Michael Joyce (writer)

Michael Joyce (born 1945) is a professor of English at Vassar College, NY, USA. He is also an important author and critic of electronic literature.

Joyce's afternoon: a story, 1987, was among the first literary hypertexts to present itself as undeniably serious literature, and experimented with the short-story form in novel ways. It was created with the then-new Storyspace software, deployed the ambiguity and dubious narrator characteristic of high modernism, along with some suspense and romance elements, in a story whose meaning could change dramatically depending on the path taken through its lexias on each reading. (For instance, a hard-to-find series of lexias presented a new set of facts about the narrator's actions which dramatically affected the reader's judgment of him.) In The New York Times, Robert Coover called afternoon "the granddaddy of hypertext fictions",[1] while The Toronto Globe and Mail said that it "is to the hypertext interactive novel what the Gutenberg bible is to publishing."[2] His Twilight, a symphony: a hyperfiction (1996) was a second hypertext story.

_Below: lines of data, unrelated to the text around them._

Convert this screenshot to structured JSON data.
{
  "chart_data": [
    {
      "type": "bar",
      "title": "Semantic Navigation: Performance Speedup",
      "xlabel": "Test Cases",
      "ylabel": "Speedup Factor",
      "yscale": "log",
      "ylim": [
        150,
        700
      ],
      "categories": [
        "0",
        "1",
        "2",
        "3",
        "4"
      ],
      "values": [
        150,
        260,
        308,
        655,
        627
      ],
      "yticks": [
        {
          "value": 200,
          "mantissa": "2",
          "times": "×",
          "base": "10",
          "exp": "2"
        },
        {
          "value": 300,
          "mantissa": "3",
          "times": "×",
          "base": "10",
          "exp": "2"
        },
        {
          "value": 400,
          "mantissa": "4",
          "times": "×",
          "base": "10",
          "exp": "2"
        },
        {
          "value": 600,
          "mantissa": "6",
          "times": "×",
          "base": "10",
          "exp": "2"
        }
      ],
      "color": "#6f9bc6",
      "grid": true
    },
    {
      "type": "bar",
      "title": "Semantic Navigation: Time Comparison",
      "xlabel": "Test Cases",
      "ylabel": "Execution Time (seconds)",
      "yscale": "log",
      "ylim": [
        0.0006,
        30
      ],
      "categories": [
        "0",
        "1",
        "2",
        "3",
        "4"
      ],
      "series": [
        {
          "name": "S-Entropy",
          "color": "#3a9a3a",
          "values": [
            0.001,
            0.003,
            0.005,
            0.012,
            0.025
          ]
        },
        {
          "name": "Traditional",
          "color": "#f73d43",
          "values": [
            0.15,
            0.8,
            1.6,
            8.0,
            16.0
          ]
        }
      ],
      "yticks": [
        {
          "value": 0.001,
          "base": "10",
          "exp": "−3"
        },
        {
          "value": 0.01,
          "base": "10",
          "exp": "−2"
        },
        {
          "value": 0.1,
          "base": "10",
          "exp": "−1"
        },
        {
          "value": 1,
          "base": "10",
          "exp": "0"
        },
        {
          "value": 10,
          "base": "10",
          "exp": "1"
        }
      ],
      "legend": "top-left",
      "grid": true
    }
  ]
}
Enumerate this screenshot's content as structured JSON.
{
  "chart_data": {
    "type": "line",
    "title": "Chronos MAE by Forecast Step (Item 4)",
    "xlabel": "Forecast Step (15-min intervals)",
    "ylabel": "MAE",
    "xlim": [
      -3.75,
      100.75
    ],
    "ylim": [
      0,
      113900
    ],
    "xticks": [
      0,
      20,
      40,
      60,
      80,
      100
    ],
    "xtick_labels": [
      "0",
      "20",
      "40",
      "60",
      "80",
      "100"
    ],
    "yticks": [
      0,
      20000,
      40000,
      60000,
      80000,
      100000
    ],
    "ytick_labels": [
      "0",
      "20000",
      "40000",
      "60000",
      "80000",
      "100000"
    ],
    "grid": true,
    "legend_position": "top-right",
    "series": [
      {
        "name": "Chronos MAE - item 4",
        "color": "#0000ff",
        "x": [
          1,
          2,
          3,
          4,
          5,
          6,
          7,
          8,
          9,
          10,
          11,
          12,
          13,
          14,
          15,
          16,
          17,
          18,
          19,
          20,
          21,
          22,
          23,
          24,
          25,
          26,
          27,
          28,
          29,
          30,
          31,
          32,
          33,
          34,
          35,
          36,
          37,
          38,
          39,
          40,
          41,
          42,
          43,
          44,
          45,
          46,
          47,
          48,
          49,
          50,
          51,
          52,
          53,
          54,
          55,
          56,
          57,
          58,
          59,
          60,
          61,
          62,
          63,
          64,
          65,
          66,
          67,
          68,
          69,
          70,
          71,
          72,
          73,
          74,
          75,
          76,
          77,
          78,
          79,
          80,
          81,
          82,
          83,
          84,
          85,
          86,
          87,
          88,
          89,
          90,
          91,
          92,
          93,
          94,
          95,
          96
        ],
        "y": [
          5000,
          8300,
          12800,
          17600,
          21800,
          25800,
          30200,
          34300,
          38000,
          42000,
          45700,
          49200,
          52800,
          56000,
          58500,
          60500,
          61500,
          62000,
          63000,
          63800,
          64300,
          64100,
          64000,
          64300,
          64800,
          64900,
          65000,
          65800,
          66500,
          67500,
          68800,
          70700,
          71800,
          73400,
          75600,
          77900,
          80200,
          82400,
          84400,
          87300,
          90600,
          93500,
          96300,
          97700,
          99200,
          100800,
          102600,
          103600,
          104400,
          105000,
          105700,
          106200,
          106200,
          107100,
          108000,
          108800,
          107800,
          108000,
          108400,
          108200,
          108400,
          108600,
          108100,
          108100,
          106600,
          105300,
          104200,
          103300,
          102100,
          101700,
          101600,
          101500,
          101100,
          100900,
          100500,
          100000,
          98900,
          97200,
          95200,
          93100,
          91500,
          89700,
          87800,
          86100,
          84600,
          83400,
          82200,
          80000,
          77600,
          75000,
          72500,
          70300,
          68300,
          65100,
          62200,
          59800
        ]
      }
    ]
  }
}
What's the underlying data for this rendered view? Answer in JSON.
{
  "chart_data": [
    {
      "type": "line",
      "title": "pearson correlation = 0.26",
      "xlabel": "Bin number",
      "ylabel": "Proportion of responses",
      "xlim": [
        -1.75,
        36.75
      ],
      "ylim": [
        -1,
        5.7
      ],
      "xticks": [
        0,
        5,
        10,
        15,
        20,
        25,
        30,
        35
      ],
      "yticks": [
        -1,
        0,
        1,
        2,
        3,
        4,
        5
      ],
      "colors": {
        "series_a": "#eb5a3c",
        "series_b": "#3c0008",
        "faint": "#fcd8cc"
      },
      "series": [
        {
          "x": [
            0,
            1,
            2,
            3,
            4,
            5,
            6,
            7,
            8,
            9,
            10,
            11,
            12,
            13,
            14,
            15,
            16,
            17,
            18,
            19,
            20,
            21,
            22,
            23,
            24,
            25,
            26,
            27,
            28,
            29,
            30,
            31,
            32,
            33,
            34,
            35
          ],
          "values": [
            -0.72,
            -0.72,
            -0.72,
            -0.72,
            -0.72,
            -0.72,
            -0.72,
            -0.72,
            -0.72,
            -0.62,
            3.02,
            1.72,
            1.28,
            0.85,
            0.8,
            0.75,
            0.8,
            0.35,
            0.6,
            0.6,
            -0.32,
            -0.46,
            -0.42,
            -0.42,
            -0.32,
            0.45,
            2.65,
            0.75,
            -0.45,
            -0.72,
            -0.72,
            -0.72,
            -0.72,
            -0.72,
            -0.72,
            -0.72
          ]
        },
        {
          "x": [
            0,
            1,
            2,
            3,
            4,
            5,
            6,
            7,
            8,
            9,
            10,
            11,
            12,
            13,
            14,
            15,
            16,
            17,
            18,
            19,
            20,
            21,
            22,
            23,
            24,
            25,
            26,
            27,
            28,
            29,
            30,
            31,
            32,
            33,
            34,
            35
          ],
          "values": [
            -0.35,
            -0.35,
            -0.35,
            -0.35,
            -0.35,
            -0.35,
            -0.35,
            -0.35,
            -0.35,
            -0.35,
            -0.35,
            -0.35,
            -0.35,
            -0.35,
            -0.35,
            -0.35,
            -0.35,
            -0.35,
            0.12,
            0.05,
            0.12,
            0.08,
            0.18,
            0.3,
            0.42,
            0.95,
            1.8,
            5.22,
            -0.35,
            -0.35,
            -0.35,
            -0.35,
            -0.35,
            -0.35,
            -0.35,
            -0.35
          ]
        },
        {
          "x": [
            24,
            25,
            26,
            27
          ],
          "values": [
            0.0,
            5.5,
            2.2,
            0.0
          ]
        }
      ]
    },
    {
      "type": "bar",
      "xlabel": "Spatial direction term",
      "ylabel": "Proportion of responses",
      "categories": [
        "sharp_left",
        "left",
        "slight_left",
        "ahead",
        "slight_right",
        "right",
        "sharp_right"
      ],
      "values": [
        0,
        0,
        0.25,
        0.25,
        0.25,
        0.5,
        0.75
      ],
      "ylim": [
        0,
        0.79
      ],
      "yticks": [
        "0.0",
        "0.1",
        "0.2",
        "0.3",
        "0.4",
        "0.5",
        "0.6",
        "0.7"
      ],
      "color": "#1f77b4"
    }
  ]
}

Joyce's books include War outside Ireland: a novel (1982), Of two minds: hypertext pedagogy and poetics (1995), Othermindedness: the emergence of network culture (2000), and Moral tales and meditations: technological parables and refractions (2001). His most recent work of fiction is Foucault, in Winter, in the Linnaeus Garden, published by Starcherone in Buffalo. He is a graduate of the Iowa Writers Workshop.

Joyce has collaborated for the last six years with Los Angeles-based visual artist Alexandra Grant. The work Grant has made based on his texts ("The Ladder Quartet" and the "Six Portals") has been exhibited at the Museum of Contemporary Art, Los Angeles (MOCA) and Honor Fraser Gallery (Los Angeles).

References

  1. The End of Books. Nytimes.com (1992-06-21). Retrieved on 2013-07-28.
  2. Michael Joyce. Eastgate.com. Retrieved on 2013-07-28.